Let us start by considering how to parallelize the first loop around the micro-kernel:

The situation here is very similar to that considered in Unit 4.1.1 when parallelizing the IJP loop ordering. There, we observed that if \(C \) and \(A\) are partitioned by rows, the matrix-matrix multiplication can be described by

\begin{equation*} \left( \begin{array}{c} \widetilde c_0^T \\ \hline \vdots \\ \hline \widetilde c_{m-1}^T \end{array} \right) := \left( \begin{array}{c} \widetilde a_0^T \\ \hline \vdots \\ \hline \widetilde a_{m-1}^T \end{array} \right) B + \left( \begin{array}{c} \widetilde c_0^T \\ \hline \vdots \\ \hline \widetilde c_{m-1}^T \end{array} \right) = \left( \begin{array}{c} \widetilde a_0^T B + \widetilde c_0^T \\ \hline \vdots \\ \hline \widetilde a_{m-1}^T B + \widetilde c_{m-1}^T \end{array} \right) . \end{equation*}

We then observed that the update of each row of \(C\) could proceed in parallel.

The matrix-matrix multiplication with the block of \(A\) and micro-panels of \(C\) and \(B \) performed by the first loop around the micro-kernel instead partitions the block of \(A \) into row (micro-)panels and the micro-panel of \(C\) into micro-tiles.

\begin{equation*} \left( \begin{array}{c} C_0 \\ \hline \vdots \\ \hline C_{M-1} \end{array} \right) := \left( \begin{array}{c} A_0 \\ \hline \vdots \\ \hline A_{M-1} \end{array} \right) B + \left( \begin{array}{c} C_0 \\ \hline \vdots \\ \hline C_{M-1} \end{array} \right) = \left( \begin{array}{c} A_0 B + C_0 \\ \hline \vdots \\ \hline A_{M-1} B + C_{M-1} \end{array} \right) . \end{equation*}

The bottom line: the updates of these micro-tiles can happen in parallel.


In directory Assignments/Week4/C,

  • Copy Gemm_Five_Loops_Packed_MRxNRKernel.c into Gemm_MT_Loop1_MRxNRKernel.c.

  • Modify it so that the first loop around the micro-kernel is parallelized.

  • Execute it with

    export OMP_NUM_THREADS=4
    make MT_Loop1_8x6Kernel

  • Be sure to check if you got the right answer!

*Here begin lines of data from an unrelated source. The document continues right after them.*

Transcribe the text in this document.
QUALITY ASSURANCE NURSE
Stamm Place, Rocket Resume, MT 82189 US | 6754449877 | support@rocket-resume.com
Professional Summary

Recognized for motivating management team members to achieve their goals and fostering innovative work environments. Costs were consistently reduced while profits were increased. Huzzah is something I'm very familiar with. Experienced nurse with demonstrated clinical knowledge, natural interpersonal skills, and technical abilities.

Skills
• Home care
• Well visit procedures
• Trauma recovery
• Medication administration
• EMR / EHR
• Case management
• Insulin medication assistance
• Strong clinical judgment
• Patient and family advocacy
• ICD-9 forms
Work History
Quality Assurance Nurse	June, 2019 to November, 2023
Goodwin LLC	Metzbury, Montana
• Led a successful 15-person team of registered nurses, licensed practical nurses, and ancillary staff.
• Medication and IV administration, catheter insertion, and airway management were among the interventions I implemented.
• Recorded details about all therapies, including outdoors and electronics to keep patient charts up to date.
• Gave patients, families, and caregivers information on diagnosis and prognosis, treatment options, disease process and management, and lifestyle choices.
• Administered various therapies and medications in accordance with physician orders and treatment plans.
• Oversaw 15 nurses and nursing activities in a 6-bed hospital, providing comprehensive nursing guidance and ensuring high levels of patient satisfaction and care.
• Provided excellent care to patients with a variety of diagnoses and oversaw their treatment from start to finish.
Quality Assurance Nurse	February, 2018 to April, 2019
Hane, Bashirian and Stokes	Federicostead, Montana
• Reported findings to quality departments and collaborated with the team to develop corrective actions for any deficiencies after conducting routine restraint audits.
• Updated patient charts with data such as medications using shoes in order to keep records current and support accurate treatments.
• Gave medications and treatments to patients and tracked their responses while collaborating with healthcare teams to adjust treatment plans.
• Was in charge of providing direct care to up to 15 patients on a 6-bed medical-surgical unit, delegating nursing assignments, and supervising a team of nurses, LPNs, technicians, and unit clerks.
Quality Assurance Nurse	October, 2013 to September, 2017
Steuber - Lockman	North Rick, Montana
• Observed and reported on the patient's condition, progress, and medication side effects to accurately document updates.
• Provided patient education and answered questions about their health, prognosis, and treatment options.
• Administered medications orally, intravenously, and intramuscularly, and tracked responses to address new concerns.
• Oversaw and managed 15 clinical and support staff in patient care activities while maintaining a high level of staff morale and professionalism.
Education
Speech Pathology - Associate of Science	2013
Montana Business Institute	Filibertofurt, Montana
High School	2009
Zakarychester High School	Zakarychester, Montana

  • View the resulting performance with data/Plot_MT_performance_8x6.mlx, uncommenting the appropriate sections.


On Robert's laptop (using 4 threads):

Parallelizing the first loop around the micro-kernel yields poor performance. A number of issues get in the way:

  • Each task (the execution of a micro-kernel) that is performed by a thread is relatively small and as a result the overhead of starting a parallel section (spawning threads and synchronizing upon their completion) is nontrivial.

  • In our experiments, we chose MC=72 and MR=8 and hence there are at most \(72/8=9\) iterations that can be performed by the threads. This leads to load imbalance unless the number of threads being used divides \(9\) evenly. It also means that no more than \(9 \) threads can be usefully employed. The bottom line: there is limited parallelism to be found in the loop.

    This has a secondary effect: Each micro-panel of \(B\) is reused relatively few times by a thread, and hence the cost of bringing it into a core's L1 cache is not amortized well.

  • Each core only uses a few of the micro-panels of \(A \) and hence only a fraction of the core's L2 cache is used (if each core has its own L2 cache).

The bottom line: the first loop around the micro-kernel is not a good candidate for parallelization.